One of several types is supported:
1) path to a trace file to open and read
2) a file like object (file, io.BytesIO or similar) to read
3) a generator yielding bytes
4) a trace URI which resolves to one of the above types
5) a trace URI resolver; this is a subclass of
resolver.TraceUriResolver which generates a reference to a
trace when the |resolve| method is called on it.

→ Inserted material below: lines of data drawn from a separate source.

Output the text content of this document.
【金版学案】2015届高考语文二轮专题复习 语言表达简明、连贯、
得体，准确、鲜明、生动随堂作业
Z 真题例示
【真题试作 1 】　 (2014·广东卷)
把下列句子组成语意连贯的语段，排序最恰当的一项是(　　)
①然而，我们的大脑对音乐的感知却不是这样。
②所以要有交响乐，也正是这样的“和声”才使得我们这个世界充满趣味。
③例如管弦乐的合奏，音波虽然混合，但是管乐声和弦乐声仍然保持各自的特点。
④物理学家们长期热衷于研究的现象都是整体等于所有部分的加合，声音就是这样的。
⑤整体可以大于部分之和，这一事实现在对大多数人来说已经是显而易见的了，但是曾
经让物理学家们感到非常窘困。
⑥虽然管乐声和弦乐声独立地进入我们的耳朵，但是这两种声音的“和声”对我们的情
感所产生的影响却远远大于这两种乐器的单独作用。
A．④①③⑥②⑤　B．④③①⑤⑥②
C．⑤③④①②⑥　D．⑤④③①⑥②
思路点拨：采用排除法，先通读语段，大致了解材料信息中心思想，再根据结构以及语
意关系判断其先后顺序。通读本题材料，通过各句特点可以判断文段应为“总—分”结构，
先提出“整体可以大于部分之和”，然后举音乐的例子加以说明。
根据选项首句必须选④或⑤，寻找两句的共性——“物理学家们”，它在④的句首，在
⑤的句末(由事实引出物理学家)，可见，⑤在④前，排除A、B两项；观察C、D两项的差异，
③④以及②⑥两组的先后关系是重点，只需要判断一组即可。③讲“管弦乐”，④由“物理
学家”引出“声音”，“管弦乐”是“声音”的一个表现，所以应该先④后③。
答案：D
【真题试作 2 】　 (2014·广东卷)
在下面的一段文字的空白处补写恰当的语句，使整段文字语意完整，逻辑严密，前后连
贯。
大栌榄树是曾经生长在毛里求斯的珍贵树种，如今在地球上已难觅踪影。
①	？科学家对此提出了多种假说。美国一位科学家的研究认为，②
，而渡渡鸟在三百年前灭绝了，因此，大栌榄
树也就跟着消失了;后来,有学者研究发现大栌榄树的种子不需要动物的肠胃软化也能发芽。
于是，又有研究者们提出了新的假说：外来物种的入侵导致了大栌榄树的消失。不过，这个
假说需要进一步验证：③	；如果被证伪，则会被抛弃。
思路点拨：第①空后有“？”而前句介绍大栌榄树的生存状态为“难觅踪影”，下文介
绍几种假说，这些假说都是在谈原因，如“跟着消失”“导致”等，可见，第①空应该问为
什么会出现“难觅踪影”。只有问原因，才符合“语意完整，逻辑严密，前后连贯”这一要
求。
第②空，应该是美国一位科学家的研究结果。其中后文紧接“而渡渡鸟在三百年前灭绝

An URI is similar to a connection string (e.g. for a web
address or SQL database) which specifies where to lookup traces
and which traces to pick from this data source. The format of a
string should be as follows:
resolver_name:key_1=list,of,values;key_2=value
Custom resolvers can be provided to handle URIs via
|config.resolver_registry|.
addr: address of a running trace processor instance. Useful to query an
already loaded trace.
config: configuration options which customize functionality of trace
processor and the Python binding.
file_path (deprecated): path to a trace file to load. Use
|trace| instead of this field: specifying both will cause
an exception to be thrown.
"""
if trace and file_path:
raise TraceProcessorException(
"trace and file_path cannot both be specified.")
self.config = config
self.platform_delegate = PLATFORM_DELEGATE()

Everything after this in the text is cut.